1. In your own words, how does FTC Part 2 simplify the process of evaluating a definite integral compared to using the limit-of-Riemann-sums definition?
- A.It replaces the limit of a sum with a single subtraction of antiderivative values at the endpoints.
- B.It converts every definite integral into an indefinite integral that requires no further computation.
- C.It eliminates the need to find an antiderivative by approximating the area numerically.
- D.It shows that the definite integral always equals the average of $f(a)$ and $f(b)$.
View Answer
Answer: It replaces the limit of a sum with a single subtraction of antiderivative values at the endpoints.

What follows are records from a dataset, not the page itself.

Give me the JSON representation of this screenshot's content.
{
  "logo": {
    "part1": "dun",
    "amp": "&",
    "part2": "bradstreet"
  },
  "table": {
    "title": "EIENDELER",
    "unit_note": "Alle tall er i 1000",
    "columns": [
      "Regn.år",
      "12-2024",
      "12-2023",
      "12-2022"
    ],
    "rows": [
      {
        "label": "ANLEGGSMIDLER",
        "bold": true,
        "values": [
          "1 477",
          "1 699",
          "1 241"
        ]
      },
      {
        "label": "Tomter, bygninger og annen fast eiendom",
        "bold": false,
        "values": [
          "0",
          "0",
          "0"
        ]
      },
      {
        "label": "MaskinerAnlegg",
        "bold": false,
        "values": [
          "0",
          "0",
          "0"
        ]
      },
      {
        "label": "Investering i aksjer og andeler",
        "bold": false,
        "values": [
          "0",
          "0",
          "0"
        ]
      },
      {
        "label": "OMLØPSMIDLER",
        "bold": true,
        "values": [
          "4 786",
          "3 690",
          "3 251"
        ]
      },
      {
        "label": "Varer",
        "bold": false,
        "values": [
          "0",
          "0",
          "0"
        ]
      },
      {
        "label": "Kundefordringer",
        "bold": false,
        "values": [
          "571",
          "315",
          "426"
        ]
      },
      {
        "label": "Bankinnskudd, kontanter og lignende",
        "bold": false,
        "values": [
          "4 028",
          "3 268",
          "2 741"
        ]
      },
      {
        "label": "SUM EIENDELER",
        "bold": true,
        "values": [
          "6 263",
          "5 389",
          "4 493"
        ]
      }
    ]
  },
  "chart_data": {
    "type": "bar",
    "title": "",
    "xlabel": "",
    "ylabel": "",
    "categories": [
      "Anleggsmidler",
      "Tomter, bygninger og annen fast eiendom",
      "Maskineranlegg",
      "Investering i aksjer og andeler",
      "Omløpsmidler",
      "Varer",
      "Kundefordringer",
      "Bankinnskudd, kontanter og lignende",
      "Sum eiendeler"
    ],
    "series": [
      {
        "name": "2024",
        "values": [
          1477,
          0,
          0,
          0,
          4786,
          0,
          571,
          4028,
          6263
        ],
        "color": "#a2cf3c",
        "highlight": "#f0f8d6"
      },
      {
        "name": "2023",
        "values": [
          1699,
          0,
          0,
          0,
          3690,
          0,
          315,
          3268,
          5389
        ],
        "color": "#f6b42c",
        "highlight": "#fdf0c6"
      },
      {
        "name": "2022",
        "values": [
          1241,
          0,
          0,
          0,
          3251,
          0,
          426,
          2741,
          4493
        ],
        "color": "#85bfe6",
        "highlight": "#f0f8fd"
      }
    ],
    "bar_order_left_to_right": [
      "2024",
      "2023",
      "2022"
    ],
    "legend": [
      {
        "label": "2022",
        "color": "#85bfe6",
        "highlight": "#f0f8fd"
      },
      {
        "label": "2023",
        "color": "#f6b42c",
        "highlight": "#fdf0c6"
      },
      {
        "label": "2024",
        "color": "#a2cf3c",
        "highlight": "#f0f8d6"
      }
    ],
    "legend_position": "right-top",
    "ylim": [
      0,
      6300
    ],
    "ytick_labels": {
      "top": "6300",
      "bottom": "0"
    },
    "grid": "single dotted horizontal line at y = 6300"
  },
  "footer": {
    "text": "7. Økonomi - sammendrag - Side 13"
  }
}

Compare methods: Without FTC Part 2, evaluating $\int_a^b f(x)\,dx$ requires computing $\lim_{n \to \infty} \sum_{i=1}^n f(x_i^*)\Delta x$, which is often laborious. Why Option A is correct: FTC Part 2 says: find any antiderivative $F$, then compute $F(b) - F(a)$. This replaces the infinite summation process with simple evaluation and subtraction. Why distractors fail: Option B is wrong because you still need to find the antiderivative and evaluate it — it doesn't eliminate computation. Option C describes numerical methods, which is the opposite of what FTC Part 2 does. Option D is simply incorrect; $\frac{f(a)+f(b)}{2}$ is related to the Trapezoidal Rule, not to FTC.